Упрямо задираю подбородок и сжимаю зубы.
— Мне неприятно это слышать.
— А мне? Думаешь, мне приятно, что при первом удобном случае жена меня выставила за дверь?
— Я тебя не выставляла.
— А как это называется? Ты забрала дочь, поселилась в доме с другим мужиком. Давно это планировали? — он делает шаг ко мне, но останавливается, так и не подойдя вплотную.
— Как ты можешь, — говорю, сглатывая болезненный ком в горле. — Это ведь ты, из-за тебя все. Если бы ты не… изменил мне. Не было бы ничего, Ника росла бы с нами, в полноценной семье.
— То есть, я во всем виноват, да? — произносит отчаянно, а затем, чуть тише: — Я идиот, да, идиот, я изменил, перепихнулся, не подумав о последствиях, но я люблю тебя, Настя. И то, что я заплатил за тест, это все тоже от любви к тебе.
— Что? — проговариваю ошарашенно. — От любви ко мне?

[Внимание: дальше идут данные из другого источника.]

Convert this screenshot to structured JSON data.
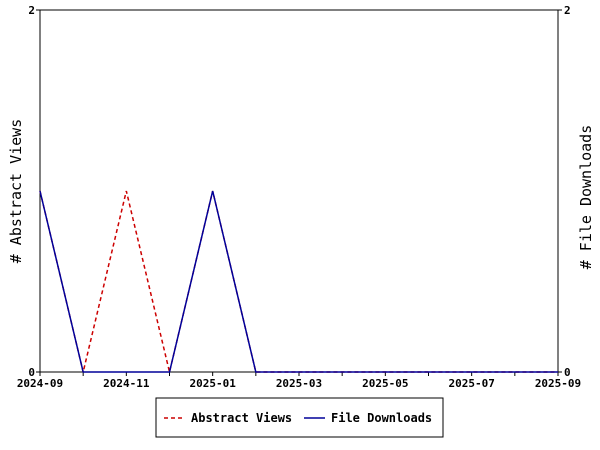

— А как же? Ты думаешь, я не знал, что так все закончится? — восклицает в сердцах. — Знал! Ты бы простила измену, но не простила бы дочь…

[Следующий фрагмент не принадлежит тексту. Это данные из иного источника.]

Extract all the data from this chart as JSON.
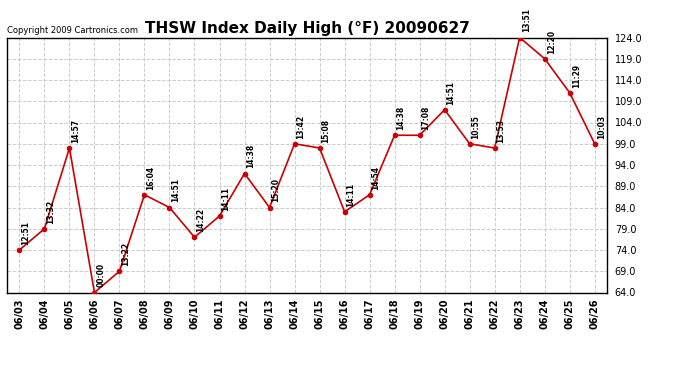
{
  "title": "THSW Index Daily High (°F) 20090627",
  "copyright": "Copyright 2009 Cartronics.com",
  "dates": [
    "06/03",
    "06/04",
    "06/05",
    "06/06",
    "06/07",
    "06/08",
    "06/09",
    "06/10",
    "06/11",
    "06/12",
    "06/13",
    "06/14",
    "06/15",
    "06/16",
    "06/17",
    "06/18",
    "06/19",
    "06/20",
    "06/21",
    "06/22",
    "06/23",
    "06/24",
    "06/25",
    "06/26"
  ],
  "values": [
    74.0,
    79.0,
    98.0,
    64.0,
    69.0,
    87.0,
    84.0,
    77.0,
    82.0,
    92.0,
    84.0,
    99.0,
    98.0,
    83.0,
    87.0,
    101.0,
    101.0,
    107.0,
    99.0,
    98.0,
    124.0,
    119.0,
    111.0,
    99.0
  ],
  "time_labels": [
    "12:51",
    "13:32",
    "14:57",
    "00:00",
    "13:22",
    "16:04",
    "14:51",
    "14:22",
    "14:11",
    "14:38",
    "15:20",
    "13:42",
    "15:08",
    "14:11",
    "14:54",
    "14:38",
    "17:08",
    "14:51",
    "10:55",
    "13:53",
    "13:51",
    "12:20",
    "11:29",
    "10:03"
  ],
  "ylim": [
    64.0,
    124.0
  ],
  "yticks": [
    64.0,
    69.0,
    74.0,
    79.0,
    84.0,
    89.0,
    94.0,
    99.0,
    104.0,
    109.0,
    114.0,
    119.0,
    124.0
  ],
  "line_color": "#cc0000",
  "marker_color": "#cc0000",
  "bg_color": "#ffffff",
  "plot_bg_color": "#ffffff",
  "grid_color": "#cccccc",
  "title_fontsize": 11,
  "copyright_fontsize": 6,
  "label_fontsize": 5.5,
  "tick_fontsize": 7
}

Я отшатываюсь от него, как от прокаженного, зажимаю рот рукой, но никак не жду того, что он скажет в следующую секунду…
Глава 37
— Я был готов пожертвовать дочерью, лишь бы не тобой.
Я зажмуриваюсь, лелея надежду, что я сплю, а не стою сейчас перед собственным мужем, которого знала, казалось, целую вечность. Я не хочу слышать то, что он говорит. Хочу закрыть руками уши и сделать вид, что не услышала. Господи, я даже слух готова потерять, но, к сожалению, я слышу все.
И эти обидные слова.
И тон, которым они сказаны.
И хоть слова сами по себе не обидные. Наверное, каждая женщина мечтает услышать такое от мужчины, но в этом контексте… Мне хочется расцарапать Назару лицо. Впиться в его кожу ногтями, хоть они ни разу не острые, и расцарапать. Сделать ему больно.
— Я практически сразу понял, когда увидел то пятно, — бьет словами наотмашь. — Она рожала ведь с тобой. С тобой в одной больнице и почему-то в одно время. Я тогда не придал этому значения, а когда пятно увидел, пазлы словно сложился.